I walked to the window. The view outside was amazing. I recognized the Rocky Mountains in the distance. We were high up in the foothills, at least five hundred feet, and down below a valley spread out, filled with a tumbled collection of red mesas and boulders and spires of stone. It looked like some huge kid had been building a toy city with skyscraper-size blocks, and then decided to knock it over.

“Where are we?” I wondered.

“Colorado Springs,” A voice said behind us. “The Garden of the Gods.”

Standing on the spiral staircase above us, with his weapon drawn, was our missing sword master Quintus.

* * *

“You,” Annabeth said. “What have you done with Daedalus?”

Quintus smiled faintly. “Trust me, my dear. You don’t want to meet him.”

“Look, Mr. Traitor,” she growled, “I didn’t fight a dragon woman and a three-bodied man and a psychotic Sphinx to see
you
. Now where is DAEDALUS?”

Quintus came down the stairs, holding his sword at his side. He was dressed in jeans and boots and his counselor’s T-shirt from Camp HalfBlood, which seemed like an insult now that we knew he was a spy. I didn’t know if I could beat him in a sword fight. He was pretty good. But I figured I would have to try.

“You think I’m an agent of Kronos,” he said. “That I work for Luke.”

“Well, duh,” said Annabeth.

“You’re an intelligent girl,” he said. “But you’re wrong. I work only for myself.”

“Luke mentioned you,” I said. “Geryon knew about you, too. You’ve been to his ranch.”

“Of course,” he said. “I’ve been almost everywhere. Even here.”

He walked past me like I was no threat at all and stood by the window.

“The view changes from day to day,” he mused. “It’s always some place high up. Yesterday it was from a skyscraper overlooking Manhattan. The day before that, there was a beautiful view of Lake Michigan. But it keeps coming back to the Garden of the Gods. I think the Labyrinth likes it here. A fitting name, I suppose.”

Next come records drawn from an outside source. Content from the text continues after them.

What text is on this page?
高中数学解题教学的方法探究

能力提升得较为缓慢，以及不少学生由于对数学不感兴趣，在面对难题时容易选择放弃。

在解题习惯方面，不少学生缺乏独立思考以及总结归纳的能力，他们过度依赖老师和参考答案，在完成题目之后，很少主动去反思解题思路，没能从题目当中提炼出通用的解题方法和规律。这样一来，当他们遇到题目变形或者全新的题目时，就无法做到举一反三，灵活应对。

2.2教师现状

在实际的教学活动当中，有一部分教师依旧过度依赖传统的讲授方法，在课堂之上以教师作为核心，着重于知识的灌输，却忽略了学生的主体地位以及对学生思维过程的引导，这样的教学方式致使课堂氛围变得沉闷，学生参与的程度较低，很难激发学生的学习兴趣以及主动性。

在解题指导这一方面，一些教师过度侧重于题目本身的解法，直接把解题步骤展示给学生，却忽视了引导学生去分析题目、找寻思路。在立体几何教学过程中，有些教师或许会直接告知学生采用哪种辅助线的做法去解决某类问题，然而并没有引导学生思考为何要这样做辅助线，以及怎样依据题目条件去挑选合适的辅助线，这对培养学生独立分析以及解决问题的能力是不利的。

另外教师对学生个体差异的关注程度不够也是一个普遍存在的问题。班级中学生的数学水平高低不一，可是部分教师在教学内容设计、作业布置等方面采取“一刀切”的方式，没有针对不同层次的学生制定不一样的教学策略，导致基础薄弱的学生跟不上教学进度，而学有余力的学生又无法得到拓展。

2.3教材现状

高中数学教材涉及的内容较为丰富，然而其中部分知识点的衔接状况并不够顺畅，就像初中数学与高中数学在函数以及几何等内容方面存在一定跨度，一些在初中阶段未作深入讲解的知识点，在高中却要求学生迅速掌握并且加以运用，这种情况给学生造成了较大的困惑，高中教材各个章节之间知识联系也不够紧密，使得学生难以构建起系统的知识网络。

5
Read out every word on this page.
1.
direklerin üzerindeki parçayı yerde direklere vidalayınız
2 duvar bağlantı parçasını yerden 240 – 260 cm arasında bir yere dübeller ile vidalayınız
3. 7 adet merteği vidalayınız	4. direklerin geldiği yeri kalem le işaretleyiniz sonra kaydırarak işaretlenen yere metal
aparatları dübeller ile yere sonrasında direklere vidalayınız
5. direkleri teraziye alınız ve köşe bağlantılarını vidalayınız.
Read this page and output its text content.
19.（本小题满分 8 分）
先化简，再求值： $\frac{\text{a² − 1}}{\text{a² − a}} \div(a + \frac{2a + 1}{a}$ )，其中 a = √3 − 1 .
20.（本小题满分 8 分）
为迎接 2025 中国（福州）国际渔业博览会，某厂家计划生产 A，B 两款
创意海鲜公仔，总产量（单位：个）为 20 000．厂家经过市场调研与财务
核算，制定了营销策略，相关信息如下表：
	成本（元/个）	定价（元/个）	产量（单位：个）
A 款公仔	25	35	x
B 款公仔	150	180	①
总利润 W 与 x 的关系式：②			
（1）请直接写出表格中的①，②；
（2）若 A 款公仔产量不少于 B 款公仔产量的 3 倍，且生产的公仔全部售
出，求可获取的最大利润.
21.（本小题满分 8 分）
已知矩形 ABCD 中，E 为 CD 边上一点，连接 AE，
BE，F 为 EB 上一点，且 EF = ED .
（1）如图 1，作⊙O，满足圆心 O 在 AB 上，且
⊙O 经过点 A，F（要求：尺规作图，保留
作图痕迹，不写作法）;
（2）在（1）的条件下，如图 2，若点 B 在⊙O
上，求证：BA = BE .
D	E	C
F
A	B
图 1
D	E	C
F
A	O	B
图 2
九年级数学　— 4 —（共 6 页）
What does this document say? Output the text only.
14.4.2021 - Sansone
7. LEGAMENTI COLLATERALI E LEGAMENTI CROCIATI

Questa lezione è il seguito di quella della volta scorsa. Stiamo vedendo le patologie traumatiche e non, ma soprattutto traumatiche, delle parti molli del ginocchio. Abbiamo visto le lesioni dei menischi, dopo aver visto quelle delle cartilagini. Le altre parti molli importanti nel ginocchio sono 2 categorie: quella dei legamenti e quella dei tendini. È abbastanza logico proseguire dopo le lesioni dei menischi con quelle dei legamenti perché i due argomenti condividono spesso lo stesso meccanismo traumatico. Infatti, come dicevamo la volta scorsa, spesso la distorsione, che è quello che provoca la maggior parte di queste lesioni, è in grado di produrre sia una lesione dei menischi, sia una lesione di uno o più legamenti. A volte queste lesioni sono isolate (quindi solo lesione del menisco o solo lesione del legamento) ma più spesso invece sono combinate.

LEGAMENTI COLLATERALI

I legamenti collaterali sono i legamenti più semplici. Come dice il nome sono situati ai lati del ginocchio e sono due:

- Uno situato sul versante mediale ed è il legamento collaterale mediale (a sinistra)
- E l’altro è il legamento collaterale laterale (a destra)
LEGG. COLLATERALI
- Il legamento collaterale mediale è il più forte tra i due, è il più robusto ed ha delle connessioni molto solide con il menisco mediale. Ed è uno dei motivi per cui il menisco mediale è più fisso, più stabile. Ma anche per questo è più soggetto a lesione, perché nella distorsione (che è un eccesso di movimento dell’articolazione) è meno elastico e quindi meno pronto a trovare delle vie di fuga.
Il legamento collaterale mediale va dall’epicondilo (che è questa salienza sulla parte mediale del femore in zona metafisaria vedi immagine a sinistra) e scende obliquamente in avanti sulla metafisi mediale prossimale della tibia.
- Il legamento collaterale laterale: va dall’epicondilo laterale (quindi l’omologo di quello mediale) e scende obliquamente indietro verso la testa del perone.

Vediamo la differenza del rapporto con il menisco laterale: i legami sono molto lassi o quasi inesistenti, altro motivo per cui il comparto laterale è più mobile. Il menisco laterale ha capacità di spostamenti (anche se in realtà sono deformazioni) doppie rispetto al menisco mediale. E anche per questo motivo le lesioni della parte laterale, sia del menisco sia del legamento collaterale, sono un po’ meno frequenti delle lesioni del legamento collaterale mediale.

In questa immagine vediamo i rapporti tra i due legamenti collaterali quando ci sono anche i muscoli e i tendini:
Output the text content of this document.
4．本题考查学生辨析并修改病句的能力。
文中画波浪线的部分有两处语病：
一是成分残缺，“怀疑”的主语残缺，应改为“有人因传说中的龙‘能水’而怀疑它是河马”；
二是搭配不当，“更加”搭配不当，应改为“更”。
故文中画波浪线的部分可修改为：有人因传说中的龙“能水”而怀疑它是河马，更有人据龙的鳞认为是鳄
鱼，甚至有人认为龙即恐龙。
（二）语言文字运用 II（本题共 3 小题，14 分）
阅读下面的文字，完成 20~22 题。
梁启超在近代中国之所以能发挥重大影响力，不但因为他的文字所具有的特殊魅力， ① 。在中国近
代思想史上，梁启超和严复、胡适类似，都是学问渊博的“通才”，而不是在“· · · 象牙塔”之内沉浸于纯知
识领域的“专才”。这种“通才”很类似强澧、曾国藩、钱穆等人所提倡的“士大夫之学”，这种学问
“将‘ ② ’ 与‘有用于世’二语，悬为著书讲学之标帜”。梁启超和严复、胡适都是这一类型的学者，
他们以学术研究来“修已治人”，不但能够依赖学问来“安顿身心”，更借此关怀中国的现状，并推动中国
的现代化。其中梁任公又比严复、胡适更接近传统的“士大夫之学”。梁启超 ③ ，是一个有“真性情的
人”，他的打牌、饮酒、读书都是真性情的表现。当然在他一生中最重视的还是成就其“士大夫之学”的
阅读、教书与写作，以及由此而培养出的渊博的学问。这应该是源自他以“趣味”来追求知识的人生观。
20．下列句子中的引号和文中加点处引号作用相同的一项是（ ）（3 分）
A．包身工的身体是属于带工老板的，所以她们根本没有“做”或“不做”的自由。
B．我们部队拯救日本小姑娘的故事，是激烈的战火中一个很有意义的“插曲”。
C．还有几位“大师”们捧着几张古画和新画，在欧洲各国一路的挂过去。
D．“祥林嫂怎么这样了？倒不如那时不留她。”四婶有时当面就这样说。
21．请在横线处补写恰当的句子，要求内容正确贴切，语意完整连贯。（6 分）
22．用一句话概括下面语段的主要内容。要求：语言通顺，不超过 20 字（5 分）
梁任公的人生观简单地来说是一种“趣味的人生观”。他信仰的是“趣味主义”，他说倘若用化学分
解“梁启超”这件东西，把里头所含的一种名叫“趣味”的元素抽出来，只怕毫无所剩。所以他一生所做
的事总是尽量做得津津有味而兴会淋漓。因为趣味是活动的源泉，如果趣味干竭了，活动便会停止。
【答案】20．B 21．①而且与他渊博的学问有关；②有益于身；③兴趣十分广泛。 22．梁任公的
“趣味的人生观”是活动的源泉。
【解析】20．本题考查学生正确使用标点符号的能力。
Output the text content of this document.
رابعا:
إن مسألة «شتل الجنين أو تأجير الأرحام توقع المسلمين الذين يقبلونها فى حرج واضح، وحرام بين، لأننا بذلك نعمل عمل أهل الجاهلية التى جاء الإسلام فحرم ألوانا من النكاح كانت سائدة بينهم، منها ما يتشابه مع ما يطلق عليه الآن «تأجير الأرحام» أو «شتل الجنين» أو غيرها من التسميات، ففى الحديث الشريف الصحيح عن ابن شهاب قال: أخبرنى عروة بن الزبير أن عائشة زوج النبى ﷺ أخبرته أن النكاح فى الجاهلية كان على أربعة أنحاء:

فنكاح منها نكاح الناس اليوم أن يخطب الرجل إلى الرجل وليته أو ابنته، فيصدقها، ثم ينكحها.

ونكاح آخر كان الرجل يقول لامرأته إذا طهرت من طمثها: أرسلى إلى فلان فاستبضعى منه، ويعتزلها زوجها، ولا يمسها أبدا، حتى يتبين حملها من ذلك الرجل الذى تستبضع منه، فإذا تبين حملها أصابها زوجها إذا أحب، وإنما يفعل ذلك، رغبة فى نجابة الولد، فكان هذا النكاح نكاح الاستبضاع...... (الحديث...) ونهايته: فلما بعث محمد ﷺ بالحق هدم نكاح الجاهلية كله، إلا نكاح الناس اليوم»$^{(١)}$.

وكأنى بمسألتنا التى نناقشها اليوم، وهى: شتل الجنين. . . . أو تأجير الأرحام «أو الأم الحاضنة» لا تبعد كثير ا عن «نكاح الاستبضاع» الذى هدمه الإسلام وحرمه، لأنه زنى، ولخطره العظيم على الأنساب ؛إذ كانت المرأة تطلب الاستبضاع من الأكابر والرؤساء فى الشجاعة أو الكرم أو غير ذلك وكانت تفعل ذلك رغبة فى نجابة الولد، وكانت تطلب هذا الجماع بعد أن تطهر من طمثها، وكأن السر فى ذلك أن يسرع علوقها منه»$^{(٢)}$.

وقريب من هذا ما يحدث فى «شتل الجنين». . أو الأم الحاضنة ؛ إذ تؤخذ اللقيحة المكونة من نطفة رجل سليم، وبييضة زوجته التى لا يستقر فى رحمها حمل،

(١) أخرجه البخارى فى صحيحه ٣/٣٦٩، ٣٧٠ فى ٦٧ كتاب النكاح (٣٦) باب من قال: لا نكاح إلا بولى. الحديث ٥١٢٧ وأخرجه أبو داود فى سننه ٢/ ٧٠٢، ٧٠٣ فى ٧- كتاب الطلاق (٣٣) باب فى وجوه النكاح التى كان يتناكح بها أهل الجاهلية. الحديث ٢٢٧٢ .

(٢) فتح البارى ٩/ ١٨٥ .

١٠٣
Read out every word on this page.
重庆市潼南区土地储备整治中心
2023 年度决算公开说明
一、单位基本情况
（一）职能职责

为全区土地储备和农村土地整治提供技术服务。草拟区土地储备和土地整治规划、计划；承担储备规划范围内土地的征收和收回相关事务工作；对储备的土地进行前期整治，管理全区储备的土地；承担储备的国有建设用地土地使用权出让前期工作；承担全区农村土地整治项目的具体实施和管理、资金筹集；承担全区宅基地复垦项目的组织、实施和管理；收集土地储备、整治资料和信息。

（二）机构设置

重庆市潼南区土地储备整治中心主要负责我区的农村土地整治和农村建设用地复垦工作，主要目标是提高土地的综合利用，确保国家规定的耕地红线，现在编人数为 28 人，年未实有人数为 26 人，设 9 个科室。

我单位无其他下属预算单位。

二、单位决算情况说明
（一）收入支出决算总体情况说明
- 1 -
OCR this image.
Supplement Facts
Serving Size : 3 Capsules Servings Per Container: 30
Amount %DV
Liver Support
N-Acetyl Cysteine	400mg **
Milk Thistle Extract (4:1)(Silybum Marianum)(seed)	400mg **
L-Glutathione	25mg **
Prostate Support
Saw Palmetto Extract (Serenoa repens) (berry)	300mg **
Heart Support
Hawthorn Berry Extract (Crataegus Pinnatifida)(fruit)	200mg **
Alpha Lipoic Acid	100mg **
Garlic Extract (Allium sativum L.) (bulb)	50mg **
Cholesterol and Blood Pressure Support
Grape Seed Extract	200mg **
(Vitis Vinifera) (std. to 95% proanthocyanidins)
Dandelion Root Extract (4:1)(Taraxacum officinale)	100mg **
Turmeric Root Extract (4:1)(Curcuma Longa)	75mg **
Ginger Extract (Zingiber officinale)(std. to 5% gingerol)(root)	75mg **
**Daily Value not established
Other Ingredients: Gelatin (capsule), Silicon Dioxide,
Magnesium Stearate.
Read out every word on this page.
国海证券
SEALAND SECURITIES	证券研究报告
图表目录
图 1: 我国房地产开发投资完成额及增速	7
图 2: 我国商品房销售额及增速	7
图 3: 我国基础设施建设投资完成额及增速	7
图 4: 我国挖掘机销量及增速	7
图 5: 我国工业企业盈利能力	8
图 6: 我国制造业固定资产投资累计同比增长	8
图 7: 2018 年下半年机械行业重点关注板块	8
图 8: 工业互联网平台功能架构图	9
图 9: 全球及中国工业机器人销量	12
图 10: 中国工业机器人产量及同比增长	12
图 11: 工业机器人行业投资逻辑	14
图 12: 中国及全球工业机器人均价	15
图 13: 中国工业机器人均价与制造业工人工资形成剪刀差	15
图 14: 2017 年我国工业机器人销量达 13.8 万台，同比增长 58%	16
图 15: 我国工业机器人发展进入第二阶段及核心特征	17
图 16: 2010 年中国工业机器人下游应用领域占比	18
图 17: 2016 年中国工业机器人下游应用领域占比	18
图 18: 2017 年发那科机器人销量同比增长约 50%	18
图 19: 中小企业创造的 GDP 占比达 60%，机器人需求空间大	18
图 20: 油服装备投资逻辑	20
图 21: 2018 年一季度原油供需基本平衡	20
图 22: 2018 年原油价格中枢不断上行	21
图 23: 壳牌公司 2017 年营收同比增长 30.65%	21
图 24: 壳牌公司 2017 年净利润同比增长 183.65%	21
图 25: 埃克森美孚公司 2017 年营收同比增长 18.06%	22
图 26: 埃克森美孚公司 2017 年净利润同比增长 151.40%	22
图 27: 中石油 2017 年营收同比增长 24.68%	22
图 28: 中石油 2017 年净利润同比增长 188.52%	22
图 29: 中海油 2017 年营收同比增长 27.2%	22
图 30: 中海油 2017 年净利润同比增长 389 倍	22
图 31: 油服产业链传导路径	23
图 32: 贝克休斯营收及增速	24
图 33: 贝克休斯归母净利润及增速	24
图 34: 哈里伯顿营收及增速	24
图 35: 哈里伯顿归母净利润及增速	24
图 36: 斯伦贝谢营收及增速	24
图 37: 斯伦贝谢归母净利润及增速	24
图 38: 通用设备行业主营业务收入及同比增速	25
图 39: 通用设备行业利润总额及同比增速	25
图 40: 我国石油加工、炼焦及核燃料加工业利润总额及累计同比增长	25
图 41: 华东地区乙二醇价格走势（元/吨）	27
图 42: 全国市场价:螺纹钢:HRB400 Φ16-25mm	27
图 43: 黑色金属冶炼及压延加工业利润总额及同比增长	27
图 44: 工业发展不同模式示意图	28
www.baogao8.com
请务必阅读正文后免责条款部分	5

“You’ve been here before,” I said.

“Oh, yes.”

“That’s an illusion out there?” I asked. “A projection or something?”

“No,” Rachel murmured. “It’s real. We’re really in Colorado.”

Quintus regarded her. “You have clear vision, don’t you? you remind me of another mortal girl I once knew. Another princess who came to grief.”

“Enough games,” I said. “What have you done with Daedalus?”

Quintus stared at me. “My boy, you need lessons from your friend on seeing clearly. I
am
Daedalus.”

* * *

There were a lot of answers I might’ve given, from “I knew that” to

“LIAR!” to “Yeah right, and I’m Zeus.”

The only thing I could think to say was, “But you’re not an inventor!

You’re a swordsman!”

“I am both,” Quintus said. “And an architect. And a scholar. I also play basketball pretty well for a guy who didn’t start until he was two thousand years old. A real artist must be good at many things.”

“That’s true,” Rachel said. “Like I can paint with my feet as well as my hands.”

“You see?” Quintus said. “A girl of many talents.”

“But you don’t even look like Daedalus,” I protested. “I saw him in a dream, and…” Suddenly a horrible thought dawned on me.

“Yes,” Quintus said. “You’ve finally guessed the truth.”

“You’re an automaton. You made yourself a new body.”

“Percy,” Annabeth said uneasily, “that’s not possible. That—that can’t be an automaton.”

Quintus chuckled. “Do you know what Quintus means, my dear?”